Third, to give me time to focus on my passions and goals. Despite being a SAHM, I still have so many things I want to accomplish, and it’s important to both Aaron and me that I maintain my sense of “self.” For instance, I’m writing this blog post while Anders is as at school. Once I have our daughter during this time, obviously it’ll be a bit harder to carve out time for my passions, but 15 hours with one child instead of both is certainly still a gift. 

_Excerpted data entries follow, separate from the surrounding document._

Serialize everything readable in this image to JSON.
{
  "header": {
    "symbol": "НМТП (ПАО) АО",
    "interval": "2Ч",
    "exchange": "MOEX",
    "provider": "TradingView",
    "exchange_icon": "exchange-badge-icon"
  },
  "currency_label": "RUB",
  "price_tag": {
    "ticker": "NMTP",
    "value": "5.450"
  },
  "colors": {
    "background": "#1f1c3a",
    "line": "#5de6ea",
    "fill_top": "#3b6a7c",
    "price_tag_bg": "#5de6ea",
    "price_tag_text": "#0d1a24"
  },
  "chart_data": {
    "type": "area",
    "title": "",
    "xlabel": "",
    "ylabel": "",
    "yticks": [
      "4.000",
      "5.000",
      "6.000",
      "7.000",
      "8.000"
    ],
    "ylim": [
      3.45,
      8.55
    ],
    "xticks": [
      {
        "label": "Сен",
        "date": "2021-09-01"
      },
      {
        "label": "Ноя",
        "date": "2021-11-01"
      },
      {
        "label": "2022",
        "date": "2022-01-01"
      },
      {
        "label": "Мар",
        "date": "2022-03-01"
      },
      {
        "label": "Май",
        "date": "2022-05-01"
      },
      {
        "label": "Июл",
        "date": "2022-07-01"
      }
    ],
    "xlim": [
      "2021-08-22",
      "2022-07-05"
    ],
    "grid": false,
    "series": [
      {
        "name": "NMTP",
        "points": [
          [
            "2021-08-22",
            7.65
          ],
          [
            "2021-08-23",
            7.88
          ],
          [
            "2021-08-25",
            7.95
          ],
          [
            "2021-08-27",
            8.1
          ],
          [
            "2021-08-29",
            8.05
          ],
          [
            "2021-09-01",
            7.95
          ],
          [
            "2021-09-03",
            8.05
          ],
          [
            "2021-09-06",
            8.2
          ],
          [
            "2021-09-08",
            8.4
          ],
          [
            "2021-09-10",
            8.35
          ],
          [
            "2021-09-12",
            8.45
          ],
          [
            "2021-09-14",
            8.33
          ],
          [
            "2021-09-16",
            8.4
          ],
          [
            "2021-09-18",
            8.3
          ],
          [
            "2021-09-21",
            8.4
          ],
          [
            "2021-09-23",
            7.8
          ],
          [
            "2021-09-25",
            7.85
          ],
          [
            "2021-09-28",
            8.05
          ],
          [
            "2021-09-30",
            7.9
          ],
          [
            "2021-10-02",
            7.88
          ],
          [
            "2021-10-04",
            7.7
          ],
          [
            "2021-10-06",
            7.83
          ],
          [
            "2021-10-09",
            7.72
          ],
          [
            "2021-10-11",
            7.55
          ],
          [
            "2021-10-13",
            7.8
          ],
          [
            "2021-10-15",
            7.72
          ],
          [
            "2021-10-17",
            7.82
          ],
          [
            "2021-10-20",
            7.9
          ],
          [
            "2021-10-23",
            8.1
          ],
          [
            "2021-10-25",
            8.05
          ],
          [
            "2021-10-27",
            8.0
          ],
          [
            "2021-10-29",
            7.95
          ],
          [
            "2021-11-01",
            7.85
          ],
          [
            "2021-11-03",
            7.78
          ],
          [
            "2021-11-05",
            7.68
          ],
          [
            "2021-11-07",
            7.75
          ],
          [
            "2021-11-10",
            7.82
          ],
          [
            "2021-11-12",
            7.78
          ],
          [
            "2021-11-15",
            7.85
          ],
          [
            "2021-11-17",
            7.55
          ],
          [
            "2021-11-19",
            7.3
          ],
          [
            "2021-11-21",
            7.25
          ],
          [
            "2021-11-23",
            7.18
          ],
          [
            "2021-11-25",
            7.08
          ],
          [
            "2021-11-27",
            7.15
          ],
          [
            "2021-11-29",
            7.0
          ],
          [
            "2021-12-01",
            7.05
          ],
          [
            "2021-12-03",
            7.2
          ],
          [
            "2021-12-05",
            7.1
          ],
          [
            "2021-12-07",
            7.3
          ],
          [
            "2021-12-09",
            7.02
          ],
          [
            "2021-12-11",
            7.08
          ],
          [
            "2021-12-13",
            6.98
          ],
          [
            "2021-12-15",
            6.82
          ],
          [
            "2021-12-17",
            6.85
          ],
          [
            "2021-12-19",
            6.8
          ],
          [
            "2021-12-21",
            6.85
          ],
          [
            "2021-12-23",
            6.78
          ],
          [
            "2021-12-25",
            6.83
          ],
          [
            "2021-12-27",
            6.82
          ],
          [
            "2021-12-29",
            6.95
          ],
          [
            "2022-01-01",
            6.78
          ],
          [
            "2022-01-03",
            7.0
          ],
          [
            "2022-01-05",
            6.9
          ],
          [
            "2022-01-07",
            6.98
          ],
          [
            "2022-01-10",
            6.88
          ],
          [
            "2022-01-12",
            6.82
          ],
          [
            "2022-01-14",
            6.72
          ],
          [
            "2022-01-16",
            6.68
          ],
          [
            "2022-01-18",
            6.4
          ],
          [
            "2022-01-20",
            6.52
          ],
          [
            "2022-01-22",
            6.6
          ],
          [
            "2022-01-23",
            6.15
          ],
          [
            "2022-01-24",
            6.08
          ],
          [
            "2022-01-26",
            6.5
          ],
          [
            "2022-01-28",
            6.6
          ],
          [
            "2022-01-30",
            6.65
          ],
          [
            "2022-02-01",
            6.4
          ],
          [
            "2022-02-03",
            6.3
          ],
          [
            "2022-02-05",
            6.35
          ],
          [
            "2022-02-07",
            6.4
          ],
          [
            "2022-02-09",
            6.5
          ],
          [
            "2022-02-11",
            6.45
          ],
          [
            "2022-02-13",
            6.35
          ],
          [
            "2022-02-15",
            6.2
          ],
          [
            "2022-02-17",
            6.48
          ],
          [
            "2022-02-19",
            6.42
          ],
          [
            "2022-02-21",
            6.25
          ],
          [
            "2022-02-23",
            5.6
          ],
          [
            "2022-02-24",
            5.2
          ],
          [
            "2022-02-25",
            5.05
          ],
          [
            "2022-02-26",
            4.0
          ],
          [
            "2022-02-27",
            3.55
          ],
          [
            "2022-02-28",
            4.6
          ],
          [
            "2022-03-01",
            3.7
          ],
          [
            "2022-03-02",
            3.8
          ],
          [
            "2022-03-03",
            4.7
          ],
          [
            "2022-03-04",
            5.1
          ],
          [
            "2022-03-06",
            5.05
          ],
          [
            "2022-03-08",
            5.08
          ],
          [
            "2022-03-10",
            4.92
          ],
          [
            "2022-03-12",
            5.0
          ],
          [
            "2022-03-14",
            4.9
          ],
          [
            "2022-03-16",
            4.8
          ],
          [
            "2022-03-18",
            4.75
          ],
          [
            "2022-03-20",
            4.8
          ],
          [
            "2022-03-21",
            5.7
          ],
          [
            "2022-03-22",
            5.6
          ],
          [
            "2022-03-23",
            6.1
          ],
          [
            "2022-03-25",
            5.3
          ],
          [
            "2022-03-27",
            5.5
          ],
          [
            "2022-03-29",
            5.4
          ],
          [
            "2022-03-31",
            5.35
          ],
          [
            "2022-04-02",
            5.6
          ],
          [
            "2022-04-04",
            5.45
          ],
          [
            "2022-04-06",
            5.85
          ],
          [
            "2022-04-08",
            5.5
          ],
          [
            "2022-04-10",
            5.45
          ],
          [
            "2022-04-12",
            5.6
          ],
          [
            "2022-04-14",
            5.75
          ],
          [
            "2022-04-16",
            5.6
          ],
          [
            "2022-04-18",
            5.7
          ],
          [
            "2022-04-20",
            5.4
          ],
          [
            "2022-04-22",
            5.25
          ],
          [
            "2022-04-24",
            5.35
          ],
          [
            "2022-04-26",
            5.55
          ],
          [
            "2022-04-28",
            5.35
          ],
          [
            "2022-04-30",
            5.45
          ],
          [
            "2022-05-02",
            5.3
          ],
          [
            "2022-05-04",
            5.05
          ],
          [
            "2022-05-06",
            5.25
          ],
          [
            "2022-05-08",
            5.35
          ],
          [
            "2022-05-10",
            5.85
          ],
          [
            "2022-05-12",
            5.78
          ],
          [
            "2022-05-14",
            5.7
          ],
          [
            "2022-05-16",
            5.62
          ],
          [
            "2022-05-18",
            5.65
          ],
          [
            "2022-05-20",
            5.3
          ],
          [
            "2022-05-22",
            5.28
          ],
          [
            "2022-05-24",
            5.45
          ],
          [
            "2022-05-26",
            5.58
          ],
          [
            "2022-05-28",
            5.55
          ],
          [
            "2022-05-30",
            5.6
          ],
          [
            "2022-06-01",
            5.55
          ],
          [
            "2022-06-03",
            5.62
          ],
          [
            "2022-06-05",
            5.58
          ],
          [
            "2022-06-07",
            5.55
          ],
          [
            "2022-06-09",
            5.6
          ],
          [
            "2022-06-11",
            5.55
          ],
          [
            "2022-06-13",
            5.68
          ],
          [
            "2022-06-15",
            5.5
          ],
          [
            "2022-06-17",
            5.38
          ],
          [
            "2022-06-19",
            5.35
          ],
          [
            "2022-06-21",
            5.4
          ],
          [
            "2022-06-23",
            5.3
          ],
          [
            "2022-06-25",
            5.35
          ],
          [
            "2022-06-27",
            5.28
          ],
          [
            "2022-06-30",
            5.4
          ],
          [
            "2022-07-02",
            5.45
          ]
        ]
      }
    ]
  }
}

YES, we are so privileged and grateful that we are able to afford part-time care without a second income. For the record, we do have to make sacrifices in order for this to be possible, so we’re not just rolling in the dough or anything…there’s a reason I can’t remember the last time we went out to eat. (Other than that taking a toddler to a restaurant is borderline self-abuse.) But I recognize that there are tons of women who are insanely stressed and can’t put their health first, or can’t pursue their own goals.

And this acknowledgement is why I feel so freaking guilty and embarrassed when, despite my beautiful life, I still have weak moments. I ask myself those accusatory questions mentioned above when I snap at my husband, lose patience with my son, or completely tune out everyone and stare at my phone. Or when I complain about pregnancy discomfort and cry about being tired. I hate myself for doing those things, because I have no right.

Something I’m trying to embrace is that whether I’m a working mom with a deployed husband, or a SAHM with extra help—I am human. We are human. We all struggle. Billionaires struggle and the impoverished struggle. Marrieds struggle and singles struggle. Parents struggle and non-parents struggle. It’s just that all of those struggles look different…and sometimes they look the same. We all have the “right” to feel how life makes us feel. What we are responsible for is continuing to strive for less destructive reactions to those feelings. 

Yes, I should be grateful. Yes, we should all look for reasons to be grateful. But that doesn’t mean you’re a nightmare of a person if you struggle. Have grace and patience with yourself, and continue working on managing the manifestations of your struggles. That is literally ALL you can do. I’m working on those things with a lot of prayer and practice, and hope that by sharing this, you can too.